Speaking to the Economic Club of Washington in April, Zients said, “We have not yet reached the level of return to work that we need across the federal government.”
This summer marks four and a half years since the coronavirus changed what work means and where it is for many Americans. Most people are back at work, working most of the time. But government employees still remain largely telecommuting, and a Government Accountability Office report found that 17 of 24 federal agencies were using only about a quarter of their headquarters office space last summer.
The president has urged workers to put on their shoes and return downtown, but to no avail. Taxpayers spend roughly $5 billion a year renting offices for federal employees and another $2 billion to operate those buildings and more than 500 million square feet of federally owned office space.
I figured at least one political party would portray this as pretty bad. The campaign ads about mass waste are obvious to anyone who walks around K Street NW or the Federal Triangle, past the shuttered storefronts and deserted sidewalks, especially on Monday and Friday, and Tuesday and Thursday. Wednesday is no good either.
Inside, hyper-efficient air conditioners pump heat into sparsely populated rooms. About half of all workers in the public and private sectors now report to offices in Washington, D.C., down slightly from pre-pandemic levels, according to card-swiping data from Kastle Systems.
The numbers are dire for the civil service alone: A Federal News Network survey this spring found that only 6% of federal employees work in an office full time, and just 30% are fully remote, with some agencies using less than 10% of their office space.
For most workers, that’s fine: According to a report from the Office of Personnel Management, 84 percent of employees and managers believe staying at home will improve the quality of their work.
“While we’re seeing more and more people returning to the office, it’s not very practical or popular, to say the least,” said Jacqueline Simon, policy director for the American Federation of Government Employees, a labor union that represents about 750,000 federal and Washington, D.C., employees. “They’ve worked heroically throughout the pandemic, and the idea that they have to go into the office to please Jeff Zients is absurd.”
The anger over employees’ absence doesn’t just extend to Zients, and appears to be at least somewhat bipartisan. If agencies don’t require employees to return, they could force them to do so through legislation. That’s where Sens. Mitt Romney (R-Utah) and Joe Manchin III (D-WVa.) come in, with their “Back to Work Act” that would require federal employees to work in person at least 60 percent of the time.
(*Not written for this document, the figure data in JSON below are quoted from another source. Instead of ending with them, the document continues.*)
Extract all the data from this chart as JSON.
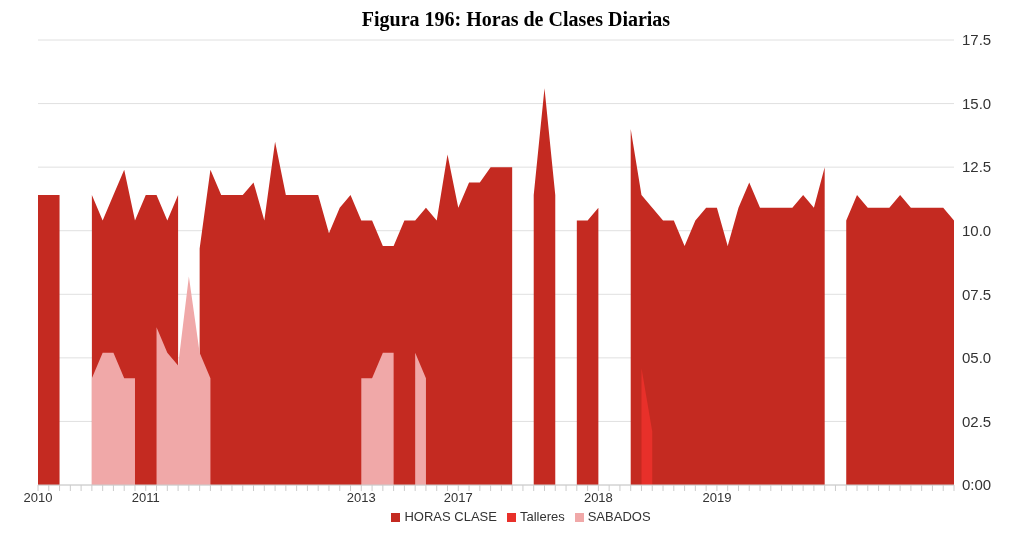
{
  "chart_data": {
    "type": "area",
    "title": "Figura 196: Horas de Clases Diarias",
    "categories": [
      "2010",
      null,
      null,
      null,
      null,
      null,
      null,
      null,
      null,
      null,
      "2011",
      null,
      null,
      null,
      null,
      null,
      null,
      null,
      null,
      null,
      null,
      null,
      null,
      null,
      null,
      null,
      null,
      null,
      null,
      null,
      "2013",
      null,
      null,
      null,
      null,
      null,
      null,
      null,
      null,
      "2017",
      null,
      null,
      null,
      null,
      null,
      null,
      null,
      null,
      null,
      null,
      null,
      null,
      "2018",
      null,
      null,
      null,
      null,
      null,
      null,
      null,
      null,
      null,
      null,
      "2019",
      null,
      null,
      null,
      null,
      null,
      null,
      null,
      null,
      null,
      null,
      null,
      null,
      null,
      null,
      null,
      null,
      null,
      null,
      null,
      null,
      null,
      null
    ],
    "series": [
      {
        "name": "HORAS CLASE",
        "color": "#c42a21",
        "values": [
          11.4,
          11.4,
          11.4,
          null,
          null,
          11.4,
          10.4,
          11.4,
          12.4,
          10.4,
          11.4,
          11.4,
          10.4,
          11.4,
          null,
          9.3,
          12.4,
          11.4,
          11.4,
          11.4,
          11.9,
          10.4,
          13.5,
          11.4,
          11.4,
          11.4,
          11.4,
          9.9,
          10.9,
          11.4,
          10.4,
          10.4,
          9.4,
          9.4,
          10.4,
          10.4,
          10.9,
          10.4,
          13.0,
          10.9,
          11.9,
          11.9,
          12.5,
          12.5,
          12.5,
          null,
          11.4,
          15.6,
          11.4,
          null,
          10.4,
          10.4,
          10.9,
          null,
          null,
          14.0,
          11.4,
          10.9,
          10.4,
          10.4,
          9.4,
          10.4,
          10.9,
          10.9,
          9.4,
          10.9,
          11.9,
          10.9,
          10.9,
          10.9,
          10.9,
          11.4,
          10.9,
          12.5,
          null,
          10.4,
          11.4,
          10.9,
          10.9,
          10.9,
          11.4,
          10.9,
          10.9,
          10.9,
          10.9,
          10.4
        ]
      },
      {
        "name": "Talleres",
        "color": "#e8302a",
        "values": [
          null,
          null,
          null,
          null,
          null,
          null,
          null,
          null,
          null,
          null,
          null,
          null,
          null,
          null,
          null,
          null,
          null,
          null,
          null,
          null,
          null,
          null,
          null,
          null,
          null,
          null,
          null,
          null,
          null,
          null,
          null,
          null,
          null,
          null,
          null,
          null,
          null,
          null,
          null,
          null,
          null,
          null,
          null,
          null,
          null,
          null,
          null,
          null,
          null,
          null,
          null,
          null,
          null,
          null,
          null,
          null,
          4.6,
          2.1,
          null,
          null,
          null,
          null,
          null,
          null,
          null,
          null,
          null,
          null,
          null,
          null,
          null,
          null,
          null,
          null,
          null,
          null,
          null,
          null,
          null,
          null,
          null,
          null,
          null,
          null,
          null,
          null
        ]
      },
      {
        "name": "SABADOS",
        "color": "#f0a8a8",
        "values": [
          null,
          null,
          null,
          null,
          null,
          4.2,
          5.2,
          5.2,
          4.2,
          4.2,
          null,
          6.2,
          5.2,
          4.7,
          8.2,
          5.2,
          4.2,
          null,
          null,
          null,
          null,
          null,
          null,
          null,
          null,
          null,
          null,
          null,
          null,
          null,
          4.2,
          4.2,
          5.2,
          5.2,
          null,
          5.2,
          4.2,
          null,
          null,
          null,
          null,
          null,
          null,
          null,
          null,
          null,
          null,
          null,
          null,
          null,
          null,
          null,
          null,
          null,
          null,
          null,
          null,
          null,
          null,
          null,
          null,
          null,
          null,
          null,
          null,
          null,
          null,
          null,
          null,
          null,
          null,
          null,
          null,
          null,
          null,
          null,
          null,
          null,
          null,
          null,
          null,
          null,
          null,
          null,
          null,
          null
        ]
      }
    ],
    "ylim": [
      0,
      17.5
    ],
    "yticks": [
      {
        "value": 0,
        "label": "0:00"
      },
      {
        "value": 2.5,
        "label": "02.5"
      },
      {
        "value": 5,
        "label": "05.0"
      },
      {
        "value": 7.5,
        "label": "07.5"
      },
      {
        "value": 10,
        "label": "10.0"
      },
      12.5,
      {
        "value": 15,
        "label": "15.0"
      },
      17.5
    ],
    "grid": "y",
    "legend": "bottom"
  }
}
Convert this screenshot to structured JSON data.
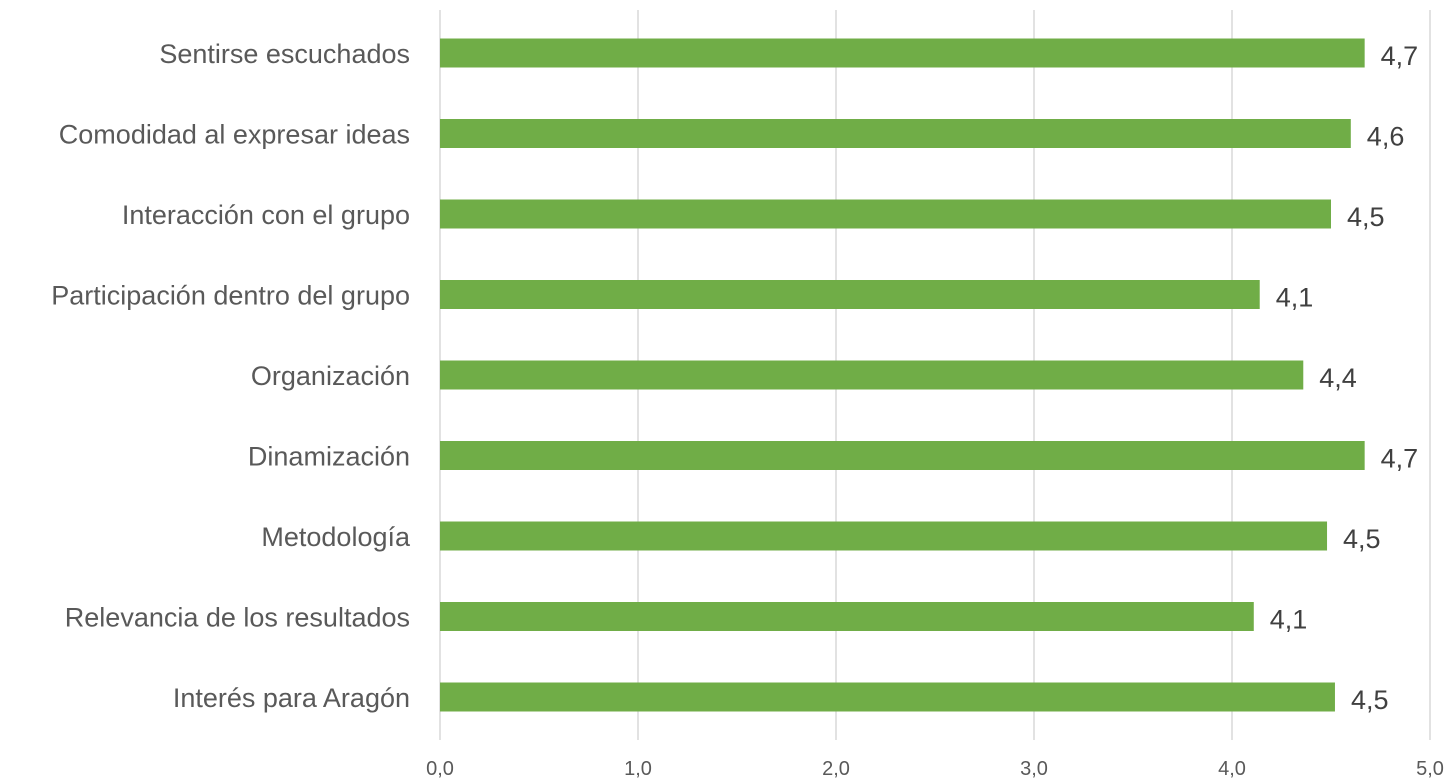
{
  "chart_data": {
    "type": "bar",
    "orientation": "horizontal",
    "categories": [
      "Sentirse escuchados",
      "Comodidad al expresar ideas",
      "Interacción con el grupo",
      "Participación dentro del grupo",
      "Organización",
      "Dinamización",
      "Metodología",
      "Relevancia de los resultados",
      "Interés para Aragón"
    ],
    "values": [
      4.67,
      4.6,
      4.5,
      4.14,
      4.36,
      4.67,
      4.48,
      4.11,
      4.52
    ],
    "value_labels": [
      "4,7",
      "4,6",
      "4,5",
      "4,1",
      "4,4",
      "4,7",
      "4,5",
      "4,1",
      "4,5"
    ],
    "xlim": [
      0,
      5
    ],
    "x_ticks": [
      0,
      1,
      2,
      3,
      4,
      5
    ],
    "x_tick_labels": [
      "0,0",
      "1,0",
      "2,0",
      "3,0",
      "4,0",
      "5,0"
    ],
    "title": "",
    "xlabel": "",
    "ylabel": "",
    "grid": true,
    "legend": "none",
    "bar_color": "#70ad47",
    "grid_color": "#d9d9d9"
  }
}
Conservative lawmakers aren’t the only ones appalled by the waste of taxpayer money. Democratic mayors have watched in horror as their tax bases collapsed and their downtowns emptied. Philadelphia Mayor Sherrell Parker (D) last month ordered all city employees to return to pre-pandemic work schedules starting in July.
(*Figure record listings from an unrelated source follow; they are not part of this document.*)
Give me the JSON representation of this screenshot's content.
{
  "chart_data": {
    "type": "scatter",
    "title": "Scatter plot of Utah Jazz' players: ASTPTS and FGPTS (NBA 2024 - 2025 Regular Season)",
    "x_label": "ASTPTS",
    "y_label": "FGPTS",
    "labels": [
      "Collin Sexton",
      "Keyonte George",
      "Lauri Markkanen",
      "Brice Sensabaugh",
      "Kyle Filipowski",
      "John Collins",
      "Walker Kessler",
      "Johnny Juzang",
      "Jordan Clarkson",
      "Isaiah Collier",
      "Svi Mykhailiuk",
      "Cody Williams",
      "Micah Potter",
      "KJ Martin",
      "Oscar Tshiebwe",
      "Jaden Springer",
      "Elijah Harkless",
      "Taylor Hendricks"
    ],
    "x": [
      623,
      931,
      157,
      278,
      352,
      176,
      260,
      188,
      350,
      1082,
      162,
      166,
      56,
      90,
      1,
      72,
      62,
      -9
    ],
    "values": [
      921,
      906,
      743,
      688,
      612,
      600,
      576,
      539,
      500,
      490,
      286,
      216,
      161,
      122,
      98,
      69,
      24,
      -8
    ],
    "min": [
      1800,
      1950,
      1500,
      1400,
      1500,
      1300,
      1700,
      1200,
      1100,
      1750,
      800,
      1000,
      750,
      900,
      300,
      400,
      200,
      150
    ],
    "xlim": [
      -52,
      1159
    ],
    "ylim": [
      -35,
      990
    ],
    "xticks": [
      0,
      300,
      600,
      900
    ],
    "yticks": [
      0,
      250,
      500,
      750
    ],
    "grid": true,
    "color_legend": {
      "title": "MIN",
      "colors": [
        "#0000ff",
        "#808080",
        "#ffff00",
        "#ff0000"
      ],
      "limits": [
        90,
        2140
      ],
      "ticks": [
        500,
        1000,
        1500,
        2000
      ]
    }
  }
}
In Washington, Mayor Muriel E. Bowser (Democrat) called on the White House to take “decisive action” to bring federal workers back to the office or to repurpose their vast real estate holdings “to make them available to local governments, nonprofit organizations, businesses or anyone who wants to reuse the space.”
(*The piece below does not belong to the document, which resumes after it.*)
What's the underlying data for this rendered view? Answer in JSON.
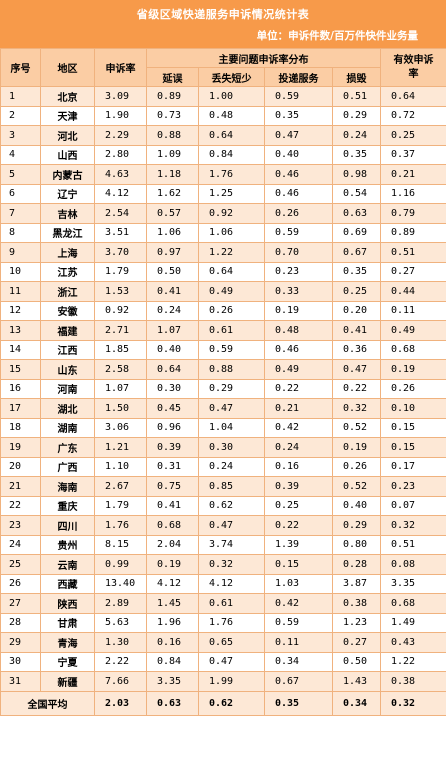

Zients said in-person work is essential to “build a strong culture,” increase productivity and train new employees.
Simon agreed that “there are benefits to doing it in person,” explaining how in-person training for younger, new employees can be effective. But she draws the line at putting the burden of expanding the tax base on workers. “Government officials have no obligation to support downtown restaurants,” she said.
In his 2022 State of the Union address, Biden promised that “the vast majority of federal employees will return to work in person.” Progress toward that goal remains slow, and any changes would require negotiations with unions. Agencies have proposed increasing in-person work to four days a week from two, but some have reduced their proposed minimum days following union opposition.
Management largely agrees with employees, Simon said. “They’re pretty much apologizing at the negotiating table.”
The urge to stay home is powerful. After four years of stepping into work from the fridge, my work pants no longer fit. An hour-long subway ride home is far less appealing than the commute from my couch to my kitchen. And arriving at work to find the office nearly empty is deeply frustrating, negating the stimulating benefits of being with other people.
But when people share a common space, ideas flourish and serendipitous encounters produce creative work. Workers at the Department of Labor’s Boston office know this instinctively. That’s why, when they protested plans to force a return to the office this spring, they returned to the office, not to Zoom.